This week (13 - 19 May 2019) is Mental Health Awareness week, which has been marked by a number of documentaries on television, all of them moving and informative. Nadiya Hussain talked about her life-long struggle with anxiety, David Harewood re-lived a terrifying bout of psychosis he experienced in his early twenties, whilst last night (21 May 2019), Alastair Campbell spoke openly about his depression.

In the programme, he investigated a number of the usual, and not so usual, treatments for depression, including anti-depressants, electro-magnetic therapy and, in an unorthodox experiment, the (controlled) use of psychedelic drugs.
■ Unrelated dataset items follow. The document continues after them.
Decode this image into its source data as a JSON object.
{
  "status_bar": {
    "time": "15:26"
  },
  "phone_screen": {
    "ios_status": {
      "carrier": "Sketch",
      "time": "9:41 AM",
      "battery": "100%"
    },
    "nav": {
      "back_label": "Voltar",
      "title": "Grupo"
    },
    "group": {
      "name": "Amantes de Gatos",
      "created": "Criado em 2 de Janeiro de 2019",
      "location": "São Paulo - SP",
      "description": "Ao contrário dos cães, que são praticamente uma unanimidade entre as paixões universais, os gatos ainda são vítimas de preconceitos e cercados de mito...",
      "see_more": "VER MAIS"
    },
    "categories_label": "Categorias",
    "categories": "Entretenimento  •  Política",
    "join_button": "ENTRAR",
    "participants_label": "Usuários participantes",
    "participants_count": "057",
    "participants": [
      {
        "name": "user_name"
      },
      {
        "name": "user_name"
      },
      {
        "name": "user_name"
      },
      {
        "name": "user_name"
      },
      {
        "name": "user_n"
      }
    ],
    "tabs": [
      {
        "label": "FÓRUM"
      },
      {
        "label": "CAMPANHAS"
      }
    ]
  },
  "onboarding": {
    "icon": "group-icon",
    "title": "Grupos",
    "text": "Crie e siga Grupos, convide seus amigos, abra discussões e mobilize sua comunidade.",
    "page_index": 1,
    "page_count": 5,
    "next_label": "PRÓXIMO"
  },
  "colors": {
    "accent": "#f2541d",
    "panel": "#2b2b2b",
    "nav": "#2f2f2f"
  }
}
Of all of these treatments, however, the one that made the difference for him was the simplest, the model of a jam jar. Developed by Dr Jean Austin, this explained the mind and its contents as a simple container. At the bottom of the jar was the sludge of our inheritance and early experiences. These things will always be there and we have to accept them (although interestingly, the programme offered little evidence to support the theory that depression might be specifically genetic).

It may be that the build-up of these experiences, or a particular trauma, cause the jar to overflow. However, whilst the container can never shrink, you can always increase its size. How do you do this ? Simply by 'building up the sides' of the jar, that is to say, by taking a moment to reflect on those things that make you happy or satisfied. We all have our own lists, but Campbell started with his family, the satisfaction of working (both paid and unpaid), the pleasure he derived from playing the bagpipes (both his father and his brother were pipers) and the sense of community he derived from watching his beloved Burnley Football Club. Suddenly, the jar had doubled in height and the difficult material that threatened to overflow was now, proportionately, just a small section of the jar at the bottom.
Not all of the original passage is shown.